El mensaje del pastor Ben el domingo pasado trató sobre cómo David llevó el Arca de Dios de vuelta a Jerusalén. Unos veinte años antes, los filisteos habían capturado el Arca cuando Israel la llevó a una batalla y perdió. Dios envió plagas sobre los filisteos, por lo que estos la devolvieron a Israel y finalmente llegó a Quiriat-Jearim, a la casa de Abinadab.

El primer intento de David de traer de vuelta el Arca fracasó porque no hizo que los sacerdotes la llevaran a hombros, tal y como había ordenado el Señor, sino que imitó la forma en que los filisteos la habían devuelto a Israel: en un carro nuevo. Después de tres meses, volvió a ir a buscar el Arca y, esta vez, lo hizo tal y como había prescrito el Señor: a hombros de los sacerdotes, con regocijo y danzas.

Además, cuando los sacerdotes habían dado seis pasos, detuvieron la procesión y sacrificaron un toro y un ternero cebado al Señor.

Vivimos en una época en la que somos el templo del Espíritu Santo.
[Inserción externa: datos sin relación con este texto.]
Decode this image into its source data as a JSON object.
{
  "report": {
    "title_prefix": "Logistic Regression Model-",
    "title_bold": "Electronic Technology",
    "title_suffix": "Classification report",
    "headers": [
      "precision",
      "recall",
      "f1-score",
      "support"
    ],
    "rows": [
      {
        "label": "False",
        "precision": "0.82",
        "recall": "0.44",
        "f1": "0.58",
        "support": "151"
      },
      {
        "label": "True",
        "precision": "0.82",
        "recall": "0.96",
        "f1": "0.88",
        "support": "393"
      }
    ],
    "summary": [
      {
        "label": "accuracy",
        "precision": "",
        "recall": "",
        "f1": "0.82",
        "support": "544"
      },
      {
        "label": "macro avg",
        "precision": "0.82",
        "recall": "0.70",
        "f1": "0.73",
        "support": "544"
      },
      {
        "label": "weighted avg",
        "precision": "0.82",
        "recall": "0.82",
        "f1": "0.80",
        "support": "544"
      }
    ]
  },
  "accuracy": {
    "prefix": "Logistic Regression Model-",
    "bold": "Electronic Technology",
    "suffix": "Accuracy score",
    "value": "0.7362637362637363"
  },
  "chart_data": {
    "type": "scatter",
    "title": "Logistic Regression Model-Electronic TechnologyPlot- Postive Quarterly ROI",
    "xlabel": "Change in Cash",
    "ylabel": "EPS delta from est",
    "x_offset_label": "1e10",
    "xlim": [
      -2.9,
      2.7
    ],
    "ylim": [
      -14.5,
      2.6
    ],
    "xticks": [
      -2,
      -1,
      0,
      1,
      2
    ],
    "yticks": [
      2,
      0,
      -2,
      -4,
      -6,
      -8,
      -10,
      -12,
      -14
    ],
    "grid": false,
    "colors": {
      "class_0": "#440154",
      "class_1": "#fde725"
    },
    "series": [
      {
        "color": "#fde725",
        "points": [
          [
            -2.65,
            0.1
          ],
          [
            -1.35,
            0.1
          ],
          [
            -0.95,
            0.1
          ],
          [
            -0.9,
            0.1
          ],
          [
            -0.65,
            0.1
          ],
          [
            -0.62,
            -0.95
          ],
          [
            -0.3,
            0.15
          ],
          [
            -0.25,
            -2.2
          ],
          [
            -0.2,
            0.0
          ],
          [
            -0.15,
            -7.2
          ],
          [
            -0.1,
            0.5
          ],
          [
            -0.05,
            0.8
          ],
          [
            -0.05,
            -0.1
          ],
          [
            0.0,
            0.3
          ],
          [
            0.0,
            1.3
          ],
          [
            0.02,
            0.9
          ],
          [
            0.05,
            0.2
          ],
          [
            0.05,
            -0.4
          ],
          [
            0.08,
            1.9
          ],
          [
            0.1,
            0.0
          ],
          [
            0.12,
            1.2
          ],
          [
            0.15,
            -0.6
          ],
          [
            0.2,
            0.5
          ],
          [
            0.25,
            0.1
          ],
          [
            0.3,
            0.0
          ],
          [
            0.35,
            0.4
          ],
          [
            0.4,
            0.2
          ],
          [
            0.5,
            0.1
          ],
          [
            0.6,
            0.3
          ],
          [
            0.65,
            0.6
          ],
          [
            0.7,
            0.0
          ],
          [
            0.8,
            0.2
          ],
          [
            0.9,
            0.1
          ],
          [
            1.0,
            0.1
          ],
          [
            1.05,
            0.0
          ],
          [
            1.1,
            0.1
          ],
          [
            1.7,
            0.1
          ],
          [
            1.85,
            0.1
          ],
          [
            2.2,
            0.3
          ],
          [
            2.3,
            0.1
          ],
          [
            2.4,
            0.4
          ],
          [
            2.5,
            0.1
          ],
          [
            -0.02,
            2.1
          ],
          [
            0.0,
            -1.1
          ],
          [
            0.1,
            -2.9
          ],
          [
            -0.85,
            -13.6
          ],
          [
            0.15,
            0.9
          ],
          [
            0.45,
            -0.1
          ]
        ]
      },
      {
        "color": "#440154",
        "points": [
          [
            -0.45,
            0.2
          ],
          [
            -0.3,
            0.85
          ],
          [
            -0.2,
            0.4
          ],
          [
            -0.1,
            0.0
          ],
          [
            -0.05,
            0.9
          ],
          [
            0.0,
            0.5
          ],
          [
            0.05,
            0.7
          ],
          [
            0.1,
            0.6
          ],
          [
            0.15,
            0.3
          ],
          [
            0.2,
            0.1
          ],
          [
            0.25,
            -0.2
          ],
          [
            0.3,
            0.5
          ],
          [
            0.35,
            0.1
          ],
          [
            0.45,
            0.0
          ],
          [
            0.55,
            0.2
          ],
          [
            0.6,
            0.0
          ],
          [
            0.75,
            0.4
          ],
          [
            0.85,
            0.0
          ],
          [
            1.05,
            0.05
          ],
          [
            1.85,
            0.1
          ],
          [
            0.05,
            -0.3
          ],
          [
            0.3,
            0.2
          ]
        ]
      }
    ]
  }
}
Dios ya no se revela desde un arca, sino que vive dentro de nosotros. Pero, ¿qué hay del sacrificio? Sin duda, Él no exige ni desea sacrificios de animales. Todos ellos apuntaban hacia Jesús, que se convirtió en el sacrificio definitivo. Pero, ¿significa eso que no se nos pide ningún sacrificio?
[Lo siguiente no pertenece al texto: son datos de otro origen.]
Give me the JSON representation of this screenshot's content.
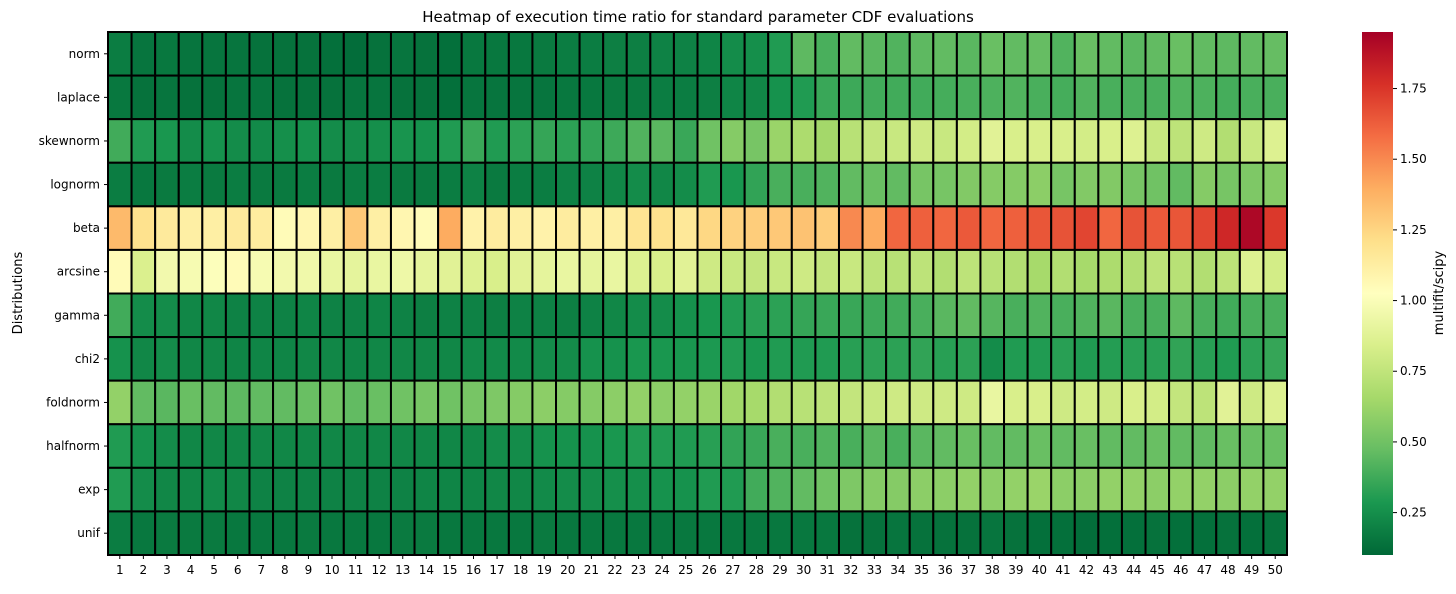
{
  "chart_data": {
    "type": "heatmap",
    "title": "Heatmap of execution time ratio for standard parameter CDF evaluations",
    "ylabel": "Distributions",
    "xlabel": "",
    "colorbar_label": "multifit/scipy",
    "colormap": "RdYlGn_r",
    "vmin": 0.1,
    "vmax": 1.95,
    "colorbar_ticks": [
      0.25,
      0.5,
      0.75,
      1.0,
      1.25,
      1.5,
      1.75
    ],
    "colorbar_tick_labels": [
      "0.25",
      "0.50",
      "0.75",
      "1.00",
      "1.25",
      "1.50",
      "1.75"
    ],
    "x_categories": [
      "1",
      "2",
      "3",
      "4",
      "5",
      "6",
      "7",
      "8",
      "9",
      "10",
      "11",
      "12",
      "13",
      "14",
      "15",
      "16",
      "17",
      "18",
      "19",
      "20",
      "21",
      "22",
      "23",
      "24",
      "25",
      "26",
      "27",
      "28",
      "29",
      "30",
      "31",
      "32",
      "33",
      "34",
      "35",
      "36",
      "37",
      "38",
      "39",
      "40",
      "41",
      "42",
      "43",
      "44",
      "45",
      "46",
      "47",
      "48",
      "49",
      "50"
    ],
    "y_categories": [
      "norm",
      "laplace",
      "skewnorm",
      "lognorm",
      "beta",
      "arcsine",
      "gamma",
      "chi2",
      "foldnorm",
      "halfnorm",
      "exp",
      "unif"
    ],
    "values": [
      [
        0.18,
        0.15,
        0.16,
        0.15,
        0.15,
        0.15,
        0.14,
        0.14,
        0.14,
        0.13,
        0.12,
        0.14,
        0.15,
        0.14,
        0.13,
        0.16,
        0.16,
        0.16,
        0.17,
        0.18,
        0.18,
        0.19,
        0.19,
        0.2,
        0.2,
        0.21,
        0.24,
        0.25,
        0.3,
        0.45,
        0.4,
        0.46,
        0.44,
        0.42,
        0.45,
        0.46,
        0.44,
        0.48,
        0.46,
        0.47,
        0.42,
        0.48,
        0.46,
        0.44,
        0.46,
        0.48,
        0.46,
        0.45,
        0.46,
        0.47
      ],
      [
        0.16,
        0.14,
        0.15,
        0.14,
        0.14,
        0.15,
        0.15,
        0.14,
        0.14,
        0.14,
        0.15,
        0.15,
        0.14,
        0.14,
        0.13,
        0.15,
        0.15,
        0.15,
        0.15,
        0.16,
        0.16,
        0.17,
        0.17,
        0.18,
        0.18,
        0.19,
        0.21,
        0.22,
        0.26,
        0.3,
        0.36,
        0.37,
        0.38,
        0.38,
        0.38,
        0.39,
        0.4,
        0.41,
        0.42,
        0.4,
        0.39,
        0.42,
        0.4,
        0.4,
        0.4,
        0.42,
        0.41,
        0.39,
        0.4,
        0.4
      ],
      [
        0.38,
        0.3,
        0.28,
        0.24,
        0.26,
        0.24,
        0.23,
        0.25,
        0.26,
        0.24,
        0.24,
        0.25,
        0.27,
        0.26,
        0.3,
        0.36,
        0.3,
        0.33,
        0.35,
        0.33,
        0.34,
        0.37,
        0.42,
        0.44,
        0.36,
        0.5,
        0.56,
        0.52,
        0.62,
        0.68,
        0.65,
        0.72,
        0.76,
        0.78,
        0.8,
        0.78,
        0.82,
        0.88,
        0.84,
        0.84,
        0.84,
        0.82,
        0.84,
        0.86,
        0.78,
        0.74,
        0.8,
        0.7,
        0.78,
        0.86
      ],
      [
        0.18,
        0.16,
        0.17,
        0.18,
        0.17,
        0.18,
        0.17,
        0.17,
        0.18,
        0.17,
        0.18,
        0.18,
        0.17,
        0.17,
        0.18,
        0.2,
        0.17,
        0.18,
        0.18,
        0.2,
        0.2,
        0.22,
        0.24,
        0.22,
        0.24,
        0.3,
        0.28,
        0.34,
        0.4,
        0.4,
        0.42,
        0.46,
        0.48,
        0.46,
        0.52,
        0.52,
        0.55,
        0.56,
        0.56,
        0.58,
        0.52,
        0.55,
        0.55,
        0.52,
        0.5,
        0.46,
        0.56,
        0.52,
        0.54,
        0.56
      ],
      [
        1.35,
        1.2,
        1.15,
        1.12,
        1.12,
        1.15,
        1.14,
        1.05,
        1.08,
        1.12,
        1.3,
        1.12,
        1.08,
        1.05,
        1.4,
        1.1,
        1.14,
        1.12,
        1.1,
        1.14,
        1.12,
        1.12,
        1.18,
        1.2,
        1.16,
        1.24,
        1.26,
        1.28,
        1.3,
        1.32,
        1.28,
        1.5,
        1.4,
        1.6,
        1.62,
        1.6,
        1.64,
        1.6,
        1.62,
        1.65,
        1.66,
        1.7,
        1.6,
        1.66,
        1.64,
        1.65,
        1.7,
        1.8,
        1.92,
        1.74
      ],
      [
        1.05,
        0.85,
        0.96,
        0.98,
        1.01,
        1.05,
        0.98,
        0.96,
        0.95,
        0.92,
        0.9,
        0.92,
        0.94,
        0.9,
        0.88,
        0.86,
        0.84,
        0.88,
        0.9,
        0.92,
        0.9,
        0.92,
        0.86,
        0.84,
        0.88,
        0.8,
        0.78,
        0.76,
        0.78,
        0.8,
        0.76,
        0.78,
        0.74,
        0.72,
        0.74,
        0.7,
        0.74,
        0.72,
        0.7,
        0.66,
        0.7,
        0.66,
        0.68,
        0.7,
        0.74,
        0.72,
        0.7,
        0.74,
        0.86,
        0.82
      ],
      [
        0.38,
        0.24,
        0.24,
        0.22,
        0.22,
        0.2,
        0.2,
        0.2,
        0.21,
        0.2,
        0.2,
        0.21,
        0.2,
        0.19,
        0.2,
        0.2,
        0.19,
        0.2,
        0.2,
        0.19,
        0.2,
        0.22,
        0.24,
        0.24,
        0.26,
        0.28,
        0.3,
        0.32,
        0.33,
        0.35,
        0.36,
        0.36,
        0.37,
        0.38,
        0.4,
        0.44,
        0.46,
        0.43,
        0.4,
        0.42,
        0.4,
        0.42,
        0.44,
        0.4,
        0.4,
        0.45,
        0.4,
        0.38,
        0.4,
        0.4
      ],
      [
        0.26,
        0.22,
        0.24,
        0.22,
        0.22,
        0.21,
        0.21,
        0.21,
        0.22,
        0.22,
        0.21,
        0.22,
        0.22,
        0.22,
        0.22,
        0.23,
        0.23,
        0.23,
        0.24,
        0.24,
        0.26,
        0.26,
        0.28,
        0.28,
        0.28,
        0.29,
        0.3,
        0.28,
        0.3,
        0.3,
        0.3,
        0.32,
        0.33,
        0.33,
        0.34,
        0.32,
        0.33,
        0.24,
        0.3,
        0.3,
        0.32,
        0.3,
        0.31,
        0.32,
        0.32,
        0.34,
        0.32,
        0.3,
        0.33,
        0.35
      ],
      [
        0.6,
        0.46,
        0.44,
        0.48,
        0.46,
        0.45,
        0.46,
        0.46,
        0.48,
        0.5,
        0.46,
        0.48,
        0.5,
        0.52,
        0.5,
        0.52,
        0.54,
        0.56,
        0.58,
        0.56,
        0.56,
        0.58,
        0.6,
        0.58,
        0.6,
        0.62,
        0.64,
        0.66,
        0.7,
        0.72,
        0.74,
        0.76,
        0.78,
        0.8,
        0.8,
        0.8,
        0.8,
        0.92,
        0.84,
        0.84,
        0.8,
        0.82,
        0.8,
        0.84,
        0.82,
        0.76,
        0.74,
        0.88,
        0.8,
        0.86
      ],
      [
        0.3,
        0.26,
        0.24,
        0.22,
        0.22,
        0.22,
        0.22,
        0.22,
        0.22,
        0.22,
        0.22,
        0.22,
        0.22,
        0.22,
        0.22,
        0.22,
        0.24,
        0.24,
        0.26,
        0.26,
        0.26,
        0.28,
        0.3,
        0.3,
        0.3,
        0.32,
        0.34,
        0.36,
        0.4,
        0.4,
        0.42,
        0.4,
        0.44,
        0.4,
        0.44,
        0.46,
        0.48,
        0.46,
        0.46,
        0.48,
        0.46,
        0.48,
        0.46,
        0.46,
        0.48,
        0.46,
        0.46,
        0.48,
        0.48,
        0.48
      ],
      [
        0.3,
        0.24,
        0.22,
        0.22,
        0.23,
        0.22,
        0.2,
        0.2,
        0.2,
        0.2,
        0.2,
        0.2,
        0.2,
        0.21,
        0.21,
        0.21,
        0.22,
        0.22,
        0.23,
        0.24,
        0.24,
        0.25,
        0.25,
        0.26,
        0.26,
        0.3,
        0.3,
        0.38,
        0.42,
        0.46,
        0.5,
        0.54,
        0.56,
        0.56,
        0.58,
        0.58,
        0.6,
        0.58,
        0.6,
        0.62,
        0.58,
        0.58,
        0.6,
        0.6,
        0.58,
        0.6,
        0.6,
        0.58,
        0.6,
        0.6
      ],
      [
        0.18,
        0.16,
        0.17,
        0.17,
        0.17,
        0.16,
        0.16,
        0.16,
        0.17,
        0.16,
        0.16,
        0.16,
        0.17,
        0.17,
        0.16,
        0.16,
        0.16,
        0.16,
        0.17,
        0.16,
        0.16,
        0.16,
        0.16,
        0.16,
        0.16,
        0.16,
        0.16,
        0.16,
        0.16,
        0.16,
        0.16,
        0.14,
        0.14,
        0.15,
        0.14,
        0.14,
        0.14,
        0.15,
        0.14,
        0.13,
        0.13,
        0.12,
        0.13,
        0.13,
        0.14,
        0.13,
        0.13,
        0.14,
        0.13,
        0.14
      ]
    ]
  }
}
Romanos 12:1 nos dice que ofrezcamos nuestros cuerpos como sacrificios vivos, santos y agradables a Dios. Dios llama a esto un acto de adoración espiritual. Podemos sacrificar nuestros cuerpos al no realizar con ellos actos que desagradarían a Dios, ya sea inmoralidad, usar nuestras manos para robar o nuestras bocas y labios para decir mentiras o chismes.
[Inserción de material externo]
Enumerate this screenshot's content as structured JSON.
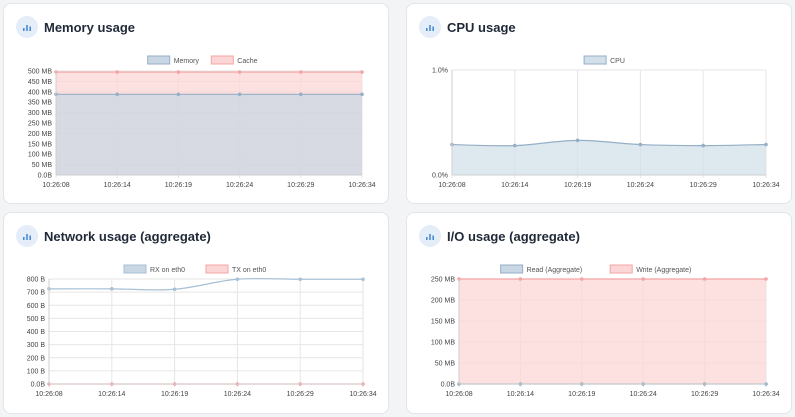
{
  "panels": [
    {
      "title": "Memory usage",
      "icon": "bar-chart-icon",
      "chart_data": {
        "type": "area",
        "x": [
          "10:26:08",
          "10:26:14",
          "10:26:19",
          "10:26:24",
          "10:26:29",
          "10:26:34"
        ],
        "yticks": [
          "0.0B",
          "50 MB",
          "100 MB",
          "150 MB",
          "200 MB",
          "250 MB",
          "300 MB",
          "350 MB",
          "400 MB",
          "450 MB",
          "500 MB"
        ],
        "ylim": [
          0,
          500
        ],
        "legend_position": "top-center",
        "grid": true,
        "series": [
          {
            "name": "Memory",
            "values": [
              388,
              388,
              388,
              388,
              388,
              388
            ],
            "color": "#c9d7e4",
            "line": "#95afc6"
          },
          {
            "name": "Cache",
            "values": [
              495,
              495,
              495,
              495,
              495,
              495
            ],
            "color": "#fcd6d6",
            "line": "#f4a4a4"
          }
        ]
      }
    },
    {
      "title": "CPU usage",
      "icon": "bar-chart-icon",
      "chart_data": {
        "type": "area",
        "x": [
          "10:26:08",
          "10:26:14",
          "10:26:19",
          "10:26:24",
          "10:26:29",
          "10:26:34"
        ],
        "yticks": [
          "0.0%",
          "1.0%"
        ],
        "ylim": [
          0,
          1
        ],
        "legend_position": "top-center",
        "grid": true,
        "series": [
          {
            "name": "CPU",
            "values": [
              0.29,
              0.28,
              0.33,
              0.29,
              0.28,
              0.29
            ],
            "color": "#d3e0ea",
            "line": "#95afc6"
          }
        ]
      }
    },
    {
      "title": "Network usage (aggregate)",
      "icon": "bar-chart-icon",
      "chart_data": {
        "type": "line",
        "x": [
          "10:26:08",
          "10:26:14",
          "10:26:19",
          "10:26:24",
          "10:26:29",
          "10:26:34"
        ],
        "yticks": [
          "0.0B",
          "100 B",
          "200 B",
          "300 B",
          "400 B",
          "500 B",
          "600 B",
          "700 B",
          "800 B"
        ],
        "ylim": [
          0,
          800
        ],
        "legend_position": "top-center",
        "grid": true,
        "series": [
          {
            "name": "RX on eth0",
            "values": [
              725,
              725,
              722,
              798,
              798,
              798
            ],
            "color": "#c9d7e4",
            "line": "#a7c0d6"
          },
          {
            "name": "TX on eth0",
            "values": [
              0,
              0,
              0,
              0,
              0,
              0
            ],
            "color": "#fcd6d6",
            "line": "#f4a4a4"
          }
        ]
      }
    },
    {
      "title": "I/O usage (aggregate)",
      "icon": "bar-chart-icon",
      "chart_data": {
        "type": "area",
        "x": [
          "10:26:08",
          "10:26:14",
          "10:26:19",
          "10:26:24",
          "10:26:29",
          "10:26:34"
        ],
        "yticks": [
          "0.0B",
          "50 MB",
          "100 MB",
          "150 MB",
          "200 MB",
          "250 MB"
        ],
        "ylim": [
          0,
          250
        ],
        "legend_position": "top-center",
        "grid": true,
        "series": [
          {
            "name": "Read (Aggregate)",
            "values": [
              0,
              0,
              0,
              0,
              0,
              0
            ],
            "color": "#c9d7e4",
            "line": "#95afc6"
          },
          {
            "name": "Write (Aggregate)",
            "values": [
              250,
              250,
              250,
              250,
              250,
              250
            ],
            "color": "#fcd6d6",
            "line": "#f4a4a4"
          }
        ]
      }
    }
  ]
}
Cuando Pablo estaba en prisión, los cristianos de Filipos hicieron una colecta y se la enviaron a Pablo ( ) para ayudarle a cubrir algunas de sus necesidades. En Filipenses 4:18, Pablo dice que su ofrenda fue un sacrificio aceptable y agradable a Dios. Por lo tanto, nuestras ofrendas económicas o de tiempo para apoyar la obra de Dios y bendecir a otros son vistas por Dios como un sacrificio y le agradan.

El diccionario define «sacrificio» como la renuncia a algo valioso o deseable en aras de algo que se considera más importante o urgente. Esto hace que Hebreos 13:15 sea muy significativo: «Ofrezcamos continuamente a Dios un sacrificio de alabanza, es decir, el fruto de labios que confiesan su nombre».  En otras palabras, cuando alabamos a Dios o lo alabamos ante otras personas, estamos sacrificando nuestras palabras por algo que tiene un propósito más elevado que el simple hecho de hablar.

A medida que continuamos nuestro camino vertical con Dios, hay algunos sacrificios que le agradan. ¿Qué mejor cosa podemos hacer con nuestras vidas que complacerlo?